Name	Type	Descripton
acquisition_id	utf8	A unique identifier for the run (acquisition). This is the same identifier that MinKNOW uses to identify an acquisition within a protocol.
acquisition_start_time	timestamp(milliseconds)	This is the clock time for sample 0, and can be used together with sample_rate and the :start read field to calculate a clock time for when a given read was acquired. The timezone should be set. MinKNOW will set this to the local timezone on file creation. When merging files that have different timezones, merging code will have to pick a timezone (possibly defaulting to 'UTC').
adc_max	int16	The maximum ADC value that might be encountered. This is a hardware constraint.
adc_min	int16	The minimum ADC value that might be encountered. This is a hardware constraint. adc_max - adc_min + 1 is the digitisation.
context_tags	map(utf8, utf8)	The context tags for the run. For compatibility with fast5. Readers must not make any assumptions about the contents of this field.
experiment_name	utf8	A user-supplied name for the experiment being run.
flow_cell_id	utf8	Uniquely identifies the flow cell the data was captured on. This is written on the flow cell case.
flow_cell_product_code	utf8	Identifies the type of flow cell the data was captured on.
protocol_name	utf8	The name of the protocol that was run.
protocol_run_id	utf8	A unique identifier for the protocol run that produced this data.

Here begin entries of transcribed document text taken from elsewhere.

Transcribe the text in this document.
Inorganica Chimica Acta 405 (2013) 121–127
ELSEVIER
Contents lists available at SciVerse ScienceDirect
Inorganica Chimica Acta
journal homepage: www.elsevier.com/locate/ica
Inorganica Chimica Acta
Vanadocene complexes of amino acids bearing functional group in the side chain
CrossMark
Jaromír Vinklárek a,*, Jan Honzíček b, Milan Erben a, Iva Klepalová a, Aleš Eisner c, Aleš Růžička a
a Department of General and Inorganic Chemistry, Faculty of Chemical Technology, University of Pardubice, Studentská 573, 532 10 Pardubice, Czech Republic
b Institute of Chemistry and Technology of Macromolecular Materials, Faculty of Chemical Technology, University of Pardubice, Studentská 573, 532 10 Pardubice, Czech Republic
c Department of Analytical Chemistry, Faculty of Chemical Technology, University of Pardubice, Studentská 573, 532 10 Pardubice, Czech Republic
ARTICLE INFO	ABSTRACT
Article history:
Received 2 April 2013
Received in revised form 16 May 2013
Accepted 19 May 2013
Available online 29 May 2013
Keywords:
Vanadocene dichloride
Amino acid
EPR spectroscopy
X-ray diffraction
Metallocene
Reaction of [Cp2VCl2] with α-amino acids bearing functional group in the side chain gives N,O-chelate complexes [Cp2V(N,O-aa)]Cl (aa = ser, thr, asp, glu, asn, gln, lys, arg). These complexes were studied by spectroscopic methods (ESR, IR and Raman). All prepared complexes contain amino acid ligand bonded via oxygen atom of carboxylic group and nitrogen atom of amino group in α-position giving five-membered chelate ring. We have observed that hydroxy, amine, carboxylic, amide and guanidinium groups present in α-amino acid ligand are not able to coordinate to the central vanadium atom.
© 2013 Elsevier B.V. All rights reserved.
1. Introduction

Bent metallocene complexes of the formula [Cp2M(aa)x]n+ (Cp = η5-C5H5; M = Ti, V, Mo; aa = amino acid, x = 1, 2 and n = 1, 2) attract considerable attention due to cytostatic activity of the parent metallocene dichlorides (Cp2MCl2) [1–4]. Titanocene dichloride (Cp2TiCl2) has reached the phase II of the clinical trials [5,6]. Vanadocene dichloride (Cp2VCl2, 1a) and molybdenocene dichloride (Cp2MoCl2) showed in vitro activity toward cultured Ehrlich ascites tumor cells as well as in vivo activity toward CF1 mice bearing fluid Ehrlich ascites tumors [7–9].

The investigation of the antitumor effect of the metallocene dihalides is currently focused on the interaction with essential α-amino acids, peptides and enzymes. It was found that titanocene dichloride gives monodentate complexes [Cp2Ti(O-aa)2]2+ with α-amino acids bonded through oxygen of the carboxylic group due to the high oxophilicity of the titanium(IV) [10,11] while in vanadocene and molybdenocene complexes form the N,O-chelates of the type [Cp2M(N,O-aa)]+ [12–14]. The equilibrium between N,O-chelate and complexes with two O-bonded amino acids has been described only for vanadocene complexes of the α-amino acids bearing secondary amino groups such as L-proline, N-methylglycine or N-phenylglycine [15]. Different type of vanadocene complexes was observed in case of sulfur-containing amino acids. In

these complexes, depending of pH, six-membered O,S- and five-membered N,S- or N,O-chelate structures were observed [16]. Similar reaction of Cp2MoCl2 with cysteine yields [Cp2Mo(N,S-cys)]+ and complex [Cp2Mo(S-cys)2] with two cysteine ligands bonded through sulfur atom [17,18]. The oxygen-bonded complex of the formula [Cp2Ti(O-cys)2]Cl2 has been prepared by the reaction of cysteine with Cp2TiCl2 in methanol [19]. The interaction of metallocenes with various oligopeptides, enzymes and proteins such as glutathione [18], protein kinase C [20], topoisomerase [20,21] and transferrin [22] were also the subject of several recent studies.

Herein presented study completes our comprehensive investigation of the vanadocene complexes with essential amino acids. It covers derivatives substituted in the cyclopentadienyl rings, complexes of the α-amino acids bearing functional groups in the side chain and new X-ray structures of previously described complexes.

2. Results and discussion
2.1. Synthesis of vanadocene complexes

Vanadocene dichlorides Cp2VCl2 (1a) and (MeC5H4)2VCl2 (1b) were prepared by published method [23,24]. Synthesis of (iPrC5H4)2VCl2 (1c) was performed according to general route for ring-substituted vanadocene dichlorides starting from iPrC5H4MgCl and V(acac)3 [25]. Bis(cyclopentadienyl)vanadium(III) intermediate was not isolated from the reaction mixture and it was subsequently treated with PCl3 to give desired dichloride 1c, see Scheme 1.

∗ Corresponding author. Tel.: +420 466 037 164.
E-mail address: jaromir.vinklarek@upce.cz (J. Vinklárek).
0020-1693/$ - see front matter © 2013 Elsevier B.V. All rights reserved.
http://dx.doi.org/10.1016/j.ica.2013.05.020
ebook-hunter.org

protocol_start_time	timestamp(milliseconds)	): When the protocol that the acquisition was part of started. The same considerations apply as for acquisition_start_time.
sample_id	utf8	A user-supplied name for the sample being analysed.
sample_rate	uint16	The number of samples acquired each second on each channel. This can be used to convert numbers of samples into time durations.
sequencing_kit	utf8	The type of sequencing kit used to prepare the sample.
sequencer_position	utf8	The sequencer position the data was collected on. For removable positions, like MinION Mk1Bs, this is unique (e.g. 'MN12345'), while for integrated positions it is not (e.g. 'X1' on a GridION).
sequencer_position_type	utf8	The type of sequencing hardware the data was collected on. For example: 'MinION Mk1B' or 'GridION' or 'PromethION'.
software	utf8	A description of the software that acquired the data. For example: 'MinKNOW 21.05.12 (Bream 5.1.6, Configurations 16.2.1, Core 5.1.9, Guppy 4.2.3)'.
system_name	utf8	The name of the system the data was collected on. This might be a sequencer serial (eg: 'GXB1234') or a host name (e.g. 'Lab PC').
system_type	utf8	The type of system the data was collected on. For example, 'GridION Mk1' or 'PromethION P48'. If the system is not a Nanopore sequencer with built-in compute, this will be a description of the operating system (e.g. 'Ubuntu 20.04').
tracking_id	map(utf8, utf8)	The tracking id for the run. For compatibility with fast5. Readers must not make any assumptions about the contents of this field.

Signal Table

Name	Type	Descripton
read_id	minknow.uuid	Globally-unique identifier for the read the data came from. This aids recovery and consistency checking.
signal	['large_list(int16)', 'minknow.vbz']	The actual signal. The encoding of the data must the same for all reads in the file, and is determined by the choice of logical type. LargeList(Int16) is the uncompressed storage option. Readers that do not recognise the logical type of this column will be unable to decode the signal data.
samples	uint32	The number of samples stored in this row. Allows skipping over compressed chunks easily, also necessary for decoding StreamVByte-encoded data.